With respect, I do not agree. Particularly when sole reliance was made on the evidence of those three witnesses and it is on such evidence that the lives of the two Appellants hang. If the three witnesses saw the same incident at the same time, they must surely be able to, at least, agree on one or two aspects of the description of the assailants. All the descriptions by the three witnesses here are totally at variance with each other. It would perhaps have helped to give some credibility to their evidence if all the three had been invited to a properly convened identification parade soon after the robbery. There has been no attempt by the prosecution all along to explain why it had to take 7-8 months to apprehend the Appellants, if they had their descriptions all along and knew they resided in Mombasa. On the evidence it would appear the two had been kept under surveillance by the Police and were not arrested for this particular offence.
Be that as it may, only Gudka (PW.l) seems to have been invited to pick out the Appellants in the belated identification parades. Obwana was not invited and it is not stated why. Kithome denied that he was ever invited to make any identification but on this he is contradicted by the parade officer IP Munywa (PW.7) who testified that Kithome was one of three identifying witnesses called on 23.2.93 but was unable to identify anyone.

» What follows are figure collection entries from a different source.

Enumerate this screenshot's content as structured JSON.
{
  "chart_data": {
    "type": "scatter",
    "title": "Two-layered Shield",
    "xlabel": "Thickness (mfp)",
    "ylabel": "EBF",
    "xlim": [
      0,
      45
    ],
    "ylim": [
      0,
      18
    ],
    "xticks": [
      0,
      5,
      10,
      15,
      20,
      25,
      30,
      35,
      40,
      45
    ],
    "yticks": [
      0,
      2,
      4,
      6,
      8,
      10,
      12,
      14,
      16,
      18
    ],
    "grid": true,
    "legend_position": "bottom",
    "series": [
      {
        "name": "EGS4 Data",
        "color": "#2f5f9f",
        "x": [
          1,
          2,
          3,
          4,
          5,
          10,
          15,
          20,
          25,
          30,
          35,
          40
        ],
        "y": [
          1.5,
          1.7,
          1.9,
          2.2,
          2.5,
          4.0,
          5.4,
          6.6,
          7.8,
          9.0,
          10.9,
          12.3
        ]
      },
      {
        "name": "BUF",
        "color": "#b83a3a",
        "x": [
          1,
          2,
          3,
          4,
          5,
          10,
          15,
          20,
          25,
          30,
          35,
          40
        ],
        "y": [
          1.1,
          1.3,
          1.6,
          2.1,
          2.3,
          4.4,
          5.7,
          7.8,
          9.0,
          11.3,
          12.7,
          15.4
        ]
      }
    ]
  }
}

Identification parade evidence in this particular case was of crucial significance but the learned trial Magistrate appears to have treated the flaws in the prosecution evidence casually. He stated:-
"It is true none of the witnesses had seen the accused persons before. It was therefore important that all PW.l, PW.2 and PW.3 should have been called to an identification parade. PW.2 said he was called to such a parade but did not attend. PW.3 probably could not be called for the parade. But we have parade Forms for PW.l the slight omission by the prosecution to have PW.2 and PW.3 go through identification parades is not fatal to the case".
Identification parades are opinion evidence. And their value is enhanced when the witness was able to give a description of the accused person in his first report.
It seems to me that both the evidence of identification at the scene and at the identification parades in this case were of the weakest kind and gave rise to reasonable doubts as to whether the two Appellants were the two persons accompanying the tall black bearded oldish man as the complainant was being robbed at 9.30 a.m. on 18.7.92. It may well be that the two Appellants were being sought by the Police on other crimes and there is plenty of evidence, some of which was prejudicial but was allowed on record, before conviction, to show that the two were suspected or known criminals. But courts do not act on suspicions or suspicions upon suspicions, but on hard, credible and consistent evidence of the commission of an offence stated in the statute books of this country.
This particular case was not proved beyond reasonable doubts against the two Appellants and it was not safe to convict them on the evidence on record. I allow their appeals, quash the convictions and set aside the sentences. The Appellants shall be set at liberty unless they are otherwise lawfully held.